Des innovations sont introduites et perceptibles dans le système de navigation aéronautique au Bénin en vue de révéler une aviation civile sûre au service d’un développement durable. C’est le message que Karl Lègba, directeur général de l’Agence nationale de l’aviation civile au Bénin (Anac), a transmis, vendredi 12 janvier dernier aux hommes des médias. 

Pour lui, les réformes sont initiées par le gouvernement du président Patrice Talon et visent à mettre au goût du jour l’aéroport de Cotonou. La métropole Cotonou, révèle-t-il, est à six heures de vol de Paris, de Djeddah et d’Afrique du Sud et à côté du Nigeria. En somme, « un grand pays en termes de potentialités », explique Karl Lègba. Il importe, déduit-il, de valoriser cette position stratégique en évitant désormais de faire les choses au pifomètre, mais en respectant les normes requises au plan international.
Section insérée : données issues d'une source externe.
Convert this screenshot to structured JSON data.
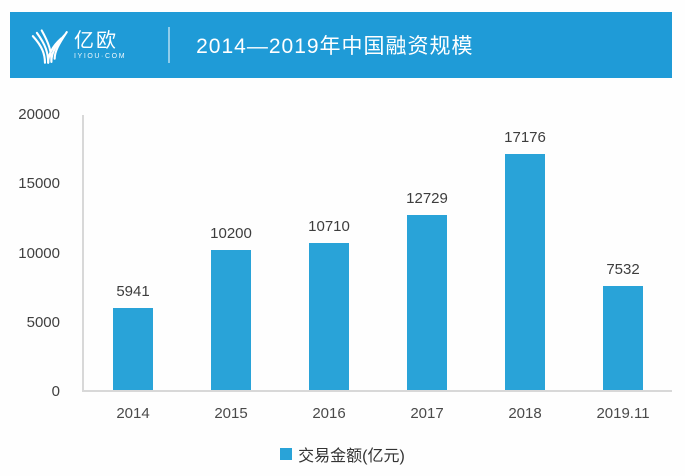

De plus, l’autre vision, poursuit le directeur général de l’Anac, est de connecter l’aviation civile au commerce et au tourisme puisque, rappelle-t-il, les visiteurs viennent faire les emplettes à Dantokpa. « Nous pouvons être petit mais beau », estime Karl Lègba, qui annonce comme autre innovation, trente minutes désormais comme temps d’attente pour récupérer ses bagages. Car soutient-il, après six heures de vol on ne peut plus continuer à beaucoup attendre avant d’être en possession de ses bagages. L’ambition, développe-t-il, est de porter ce temps à quinze minutes, une préoccupation du président Patrice Talon.
Les formalités à l’entrée, relève-t-il, sont simplifiées par rapport à la sécurité, car le temps de transit est réduit pour ceux qui ont récemment voyagé.
Nathalie Houndéton, directrice de la Réglementation, corrobore les propos du directeur général qui déclare connecter le Bénin aux autres pays. Pour elle,
« Mieux nous sommes connectés, mieux la desserte se fait, le transport aérien se fait plus durablement ». Ainsi, dix-neuf accords aériens sont signés et une vingtaine est en cours de finalisation. La plateforme est desservie par vingt compagnies aériennes et il est prévu que bien d’autres viennent allonger cette liste pour le bonheur des touristes et autres visiteurs du Bénin.
Elisée Dansou, directeur du contrôle de la sécurité à l’Anac, révèle que l’un des nouveaux chantiers est de se conformer aux normes et pratiques recommandées par l’Organisation de l’aviation civile internationale. L’ambition est de viser la création d’organismes de formation, d’entretien et de maintenance au Bénin. Des infrastructures qui pourraient attirer les visiteurs ou personnes en quête de renforcement de capacités.
Gildas Adéchina d’Almeida, directeur de la sûreté et de la facilitation de l’aviation civile assure que les dispositions pratiques sont prises pour faciliter le transport aérien afin que les passagers voyagent en sécurité.
Quant à Joseph Zinvoédo, directeur administratif et financier de l’Anac, il a assuré que le personnel de l’institution (61 agents) est bien motivé pour asseoir et mener à bien la politique (les innovations et autres réformes à l’Anac).
Sur le terrain à l’aéroport, Daniel Abihssira, directeur général de Morpho Dys Bénin, a expliqué et démontré, les innovations introduites dans l’accomplissement des formalités y relatives. Essentiellement, elles comptent désormais avec une biométrie intégrée qui fait gagner du temps à l’enregistrement. Toutes les réformes sont conçues pour faire de l’aéroport de Cotonou, la vitrine de l’Afrique de l’Ouest.